Illustrations of discovery learning process
An agentic AI tool for battery researchers harnesses data from previous battery designs to predict the cycle life of new battery concepts. With information from just 50 cycles, the tool—developed at University of Michigan Engineering—can predict how many charge-discharge cycles the battery can undergo before its capacity drops below 90 percent of its design capacity.
This could save months to years of testing, depending on the conditions of cycling experiments, as well as substantial electrical power during battery prototyping and testing. The team estimates that the cycle lives of new battery designs could be predicted with just 5% of the energy and 2% of the time required by conventional testing.
"When we learn from the historical battery designs, we leverage physics-based features to construct a generalizable mapping between early-stage tests and cycle life," said Ziyou Song , U-M assistant professor of electrical and computer engineering and corresponding author of the study in Nature . "We can minimize experimental efforts and achieve accurate prediction performance for new battery designs."

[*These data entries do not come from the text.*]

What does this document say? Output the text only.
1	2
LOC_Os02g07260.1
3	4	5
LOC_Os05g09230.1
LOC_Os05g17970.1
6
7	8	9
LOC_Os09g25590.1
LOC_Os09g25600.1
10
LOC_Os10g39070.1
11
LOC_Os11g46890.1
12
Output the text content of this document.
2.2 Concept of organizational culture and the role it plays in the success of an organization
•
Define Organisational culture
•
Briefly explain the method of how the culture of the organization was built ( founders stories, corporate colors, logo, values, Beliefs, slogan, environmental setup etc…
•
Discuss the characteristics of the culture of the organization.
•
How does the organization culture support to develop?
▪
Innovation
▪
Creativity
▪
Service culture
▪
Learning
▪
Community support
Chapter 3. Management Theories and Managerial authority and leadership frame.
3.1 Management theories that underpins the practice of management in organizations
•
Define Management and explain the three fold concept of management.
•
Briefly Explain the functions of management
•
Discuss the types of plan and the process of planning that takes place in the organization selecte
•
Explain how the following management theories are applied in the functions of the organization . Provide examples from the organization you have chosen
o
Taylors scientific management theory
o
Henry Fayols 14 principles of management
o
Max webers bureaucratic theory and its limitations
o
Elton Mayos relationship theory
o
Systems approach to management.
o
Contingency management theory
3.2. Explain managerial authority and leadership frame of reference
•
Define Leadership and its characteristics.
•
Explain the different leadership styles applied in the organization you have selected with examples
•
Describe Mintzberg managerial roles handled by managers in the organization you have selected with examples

The study was funded by the battery company Farasis Energy USA in California, which also provided battery cells and data from its design and testing to assess how well the model—trained only on free, public data—performed.
The tool is inspired by a teaching approach known as discovery learning, or learning by doing. A student learning in this way has a problem to solve and resources to help discover the solution, while drawing on their own experiences and prior knowledge. Over the course of solving many problems, the student no longer needs the resources to solve similar ones—they have internalized the knowledge and skills.
"Discovery learning is a general machine-learning approach that may be extended to other scientific and engineering domains," said Jiawei Zhang , U-M doctoral candidate in electrical and computer engineering and the first author of this study, who had the initial inspiration to design a team of AI agents that could simulate this mode of learning.
The team designated an AI "learner" that would predict the cycle life for a given battery design and cycling conditions, such as temperature and current. The learner chooses a few battery candidates that would fill gaps in its knowledge, to be built and run for about 50 cycles. The results of those experiments flow to an "interpreter," which accesses historical data and runs calculations with a physics-based battery simulator. The "oracle" then makes cycle life predictions for the experimental batteries based on the historical data and calculations provided.
Finally, the learner combines the new information with previous predictions to estimate the cycle life of the new battery design. Even with experiments, the discovery learning system provides huge time and energy savings, with the potential to improve further as the learner accumulates enough knowledge to make predictions without running the discovery loop.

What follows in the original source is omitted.